Jaradat Nour Jamal, Alshaer Walhan, Hatmal Mamon, Taha Mutasem Omar
Department of Pharmaceutical Sciences, Faculty of Pharmacy, University of Jordan Amman 11492 Jordan
Cell Therapy Center, The University of Jordan Amman 11942 Jordan.
RSC Adv. 2023 Feb 3;13(7):4623-4640. doi: 10.1039/d2ra07007c. eCollection 2023 Jan 31.
STAT3 belongs to a family of seven vital transcription factors. High levels of STAT3 are detected in several types of cancer. Hence, STAT3 inhibition is considered a promising therapeutic anti-cancer strategy. In this work, we used multiple docked poses of STAT3 inhibitors to augment training data for machine learning QSAR modeling. Ligand-Receptor Contact Fingerprints and scoring values were implemented as descriptor variables. Escalating docking-scoring consensus levels were scanned against orthogonal machine learners, and the best learners (Random Forests and XGBoost) were coupled with genetic algorithm and Shapley additive explanations (SHAP) to identify critical descriptors that determine anti-STAT3 bioactivity to be translated into pharmacophore model(s). Two successful pharmacophores were deduced and subsequently used for screening against the National Cancer Institute (NCI) database. A total of 26 hits were evaluated for their anti-STAT3 bioactivities. Out of which, three hits of novel chemotypes, showed cytotoxic IC values in the nanomolar range (35 nM to 6.7 μM). However, two are potent dihydrofolate reductase (DHFR) inhibitors and therefore should have significant indirect STAT3 inhibitory effects. The third hit (cytotoxic IC = 0.44 μM) is purely direct STAT3 inhibitor (devoid of DHFR activity) and caused, at its cytotoxic IC, more than two-fold reduction in the expression of STAT3 downstream genes (c-Myc and Bcl-xL). The presented work indicates that the concept of data augmentation using multiple docked poses is a promising strategy for generating valid machine learning models capable of discriminating active from inactive compounds.
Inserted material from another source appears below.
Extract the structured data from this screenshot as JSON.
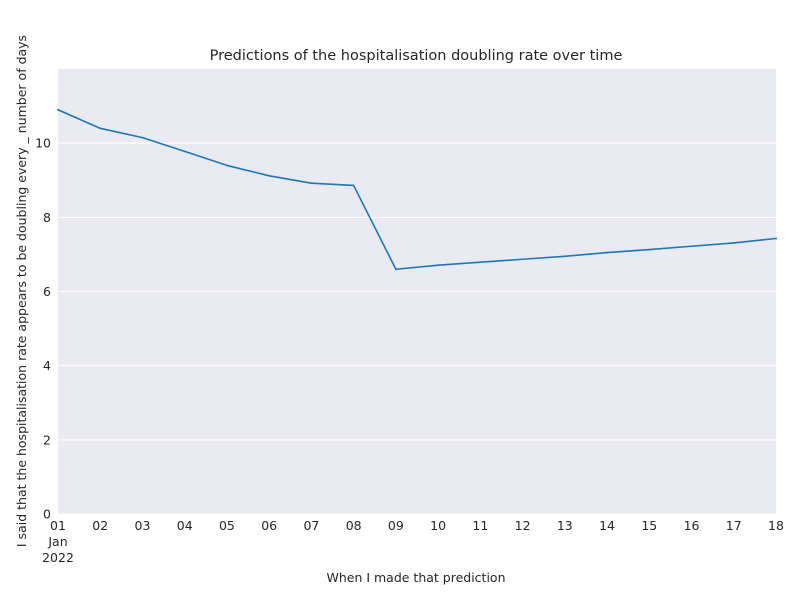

信号转导和转录激活因子3(STAT3)属于由七个重要转录因子组成的家族。在几种类型的癌症中都检测到高水平的STAT3。因此,抑制STAT3被认为是一种有前景的抗癌治疗策略。在这项工作中,我们使用了STAT3抑制剂的多个对接构象来增加用于机器学习定量构效关系(QSAR)建模的训练数据。配体-受体接触指纹和评分值被用作描述符变量。针对正交机器学习算法扫描逐步提高的对接评分共识水平,并将最佳的学习算法(随机森林和极端梯度提升)与遗传算法和夏普利值加性解释(SHAP)相结合,以识别决定抗STAT3生物活性的关键描述符,并将其转化为药效团模型。推导出了两个成功的药效团,随后用于对美国国立癌症研究所(NCI)数据库进行筛选。共评估了26个命中化合物的抗STAT3生物活性。其中,三种新化学类型的命中化合物显示出纳摩尔范围内(35 nM至6.7 μM)的细胞毒性IC值。然而,其中两种是有效的二氢叶酸还原酶(DHFR)抑制剂,因此应该具有显著的间接STAT3抑制作用。第三个命中化合物(细胞毒性IC = 0.44 μM)是纯粹的直接STAT3抑制剂(无DHFR活性),在其细胞毒性IC浓度下,导致STAT3下游基因(c-Myc和Bcl-xL)的表达降低了两倍多。所展示的工作表明,使用多个对接构象进行数据增强的概念是生成能够区分活性和非活性化合物的有效机器学习模型的一种有前景的策略。